Beaming with enthusiasm, chef de cave Vincent Guillemot shared that his grandfather Pierre considers the 2017 vintage a dead ringer for his first-ever produced—the celebrated 1947. I wondered how seventy years later he could recall anything with such precision, but a realization struck me: as with any first, how could he forget? If you never get to try a bottle of that mythical vintage, the 2017s may be the next best thing.
There’s no secret recipe for making a great regional wine, but the Guillemots swear by blending Savigny vieilles vignes from Les Planchots de la Champagne along the Rhoin River with fruit from neighboring Chorey-lès-Beaune. The declassified berries add a touch of cinnamon and warming kirsch notes for an extra boost of local character and typicity.
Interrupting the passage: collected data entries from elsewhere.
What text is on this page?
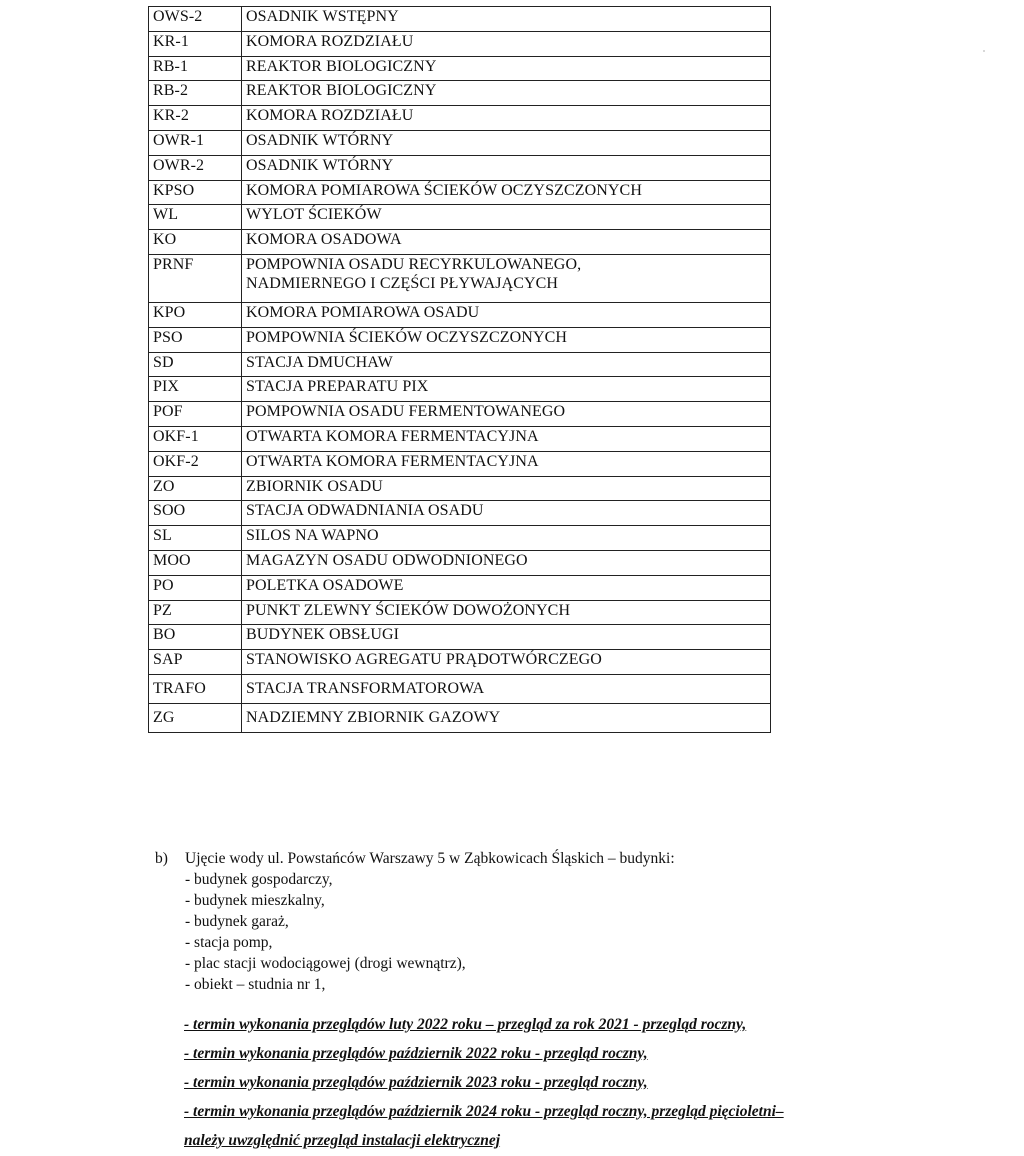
OWS-2	OSADNIK WSTĘPNY

KR-1	KOMORA ROZDZIAŁU

RB-1	REAKTOR BIOLOGICZNY

RB-2	REAKTOR BIOLOGICZNY

KR-2	KOMORA ROZDZIAŁU

OWR-1	OSADNIK WTÓRNY

OWR-2	OSADNIK WTÓRNY

KPSO	KOMORA POMIAROWA ŚCIEKÓW OCZYSZCZONYCH

WL	WYLOT ŚCIEKÓW

KO	KOMORA OSADOWA

PRNF	POMPOWNIA OSADU RECYRKULOWANEGO,
NADMIERNEGO I CZĘŚCI PŁYWAJĄCYCH

KPO	KOMORA POMIAROWA OSADU

PSO	POMPOWNIA ŚCIEKÓW OCZYSZCZONYCH

SD	STACJA DMUCHAW

PIX	STACJA PREPARATU PIX

POF	POMPOWNIA OSADU FERMENTOWANEGO

OKF-1	OTWARTA KOMORA FERMENTACYJNA

OKF-2	OTWARTA KOMORA FERMENTACYJNA

ZO	ZBIORNIK OSADU

SOO	STACJA ODWADNIANIA OSADU

SL	SILOS NA WAPNO

MOO	MAGAZYN OSADU ODWODNIONEGO

PO	POLETKA OSADOWE

PZ	PUNKT ZLEWNY ŚCIEKÓW DOWOŻONYCH

BO	BUDYNEK OBSŁUGI

SAP	STANOWISKO AGREGATU PRĄDOTWÓRCZEGO

TRAFO	STACJA TRANSFORMATOROWA

ZG	NADZIEMNY ZBIORNIK GAZOWY
b) Ujęcie wody ul. Powstańców Warszawy 5 w Ząbkowicach Śląskich – budynki:
- budynek gospodarczy,
- budynek mieszkalny,
- budynek garaż,
- stacja pomp,
- plac stacji wodociągowej (drogi wewnątrz),
- obiekt – studnia nr 1,
- termin wykonania przeglądów luty 2022 roku – przegląd za rok 2021 - przegląd roczny,
- termin wykonania przeglądów październik 2022 roku - przegląd roczny,
- termin wykonania przeglądów październik 2023 roku - przegląd roczny,
- termin wykonania przeglądów październik 2024 roku - przegląd roczny, przegląd pięcioletni–
należy uwzględnić przegląd instalacji elektrycznej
It’s as pretty a Pinot you’ll find in both style and price.
With an irresistible perfume of peony and plum, Guillemot’s flagship Aux Serpentières effortlessly supports their point of view that beauty must be favored over brawn. When tasting at the estate, Vincent will likely pour you an older vintage of this cuvée from an unmarked bottle, and though I can’t predict the year he’ll draw, I suggest guessing a decade or two older than your first impression. This premier cru is a fountain of youth and, though delicate, is quite deceptively built to last.
In the 1930s, Le Rognet et Corton was the first climat granted grand cru status on the Ladoix side of Corton’s slopes—no small feat, since the vignerons on the other side of the landmark hill in Aloxe were staunchly opposed to this upgrade. Sprouting from iron-rich red clay soils, and bathed in sunlight, Le Rognet et Corton is now considered one of the best sites in the village. One taste of Guillemot’s bottling would embarrass any aloxois who made a stink.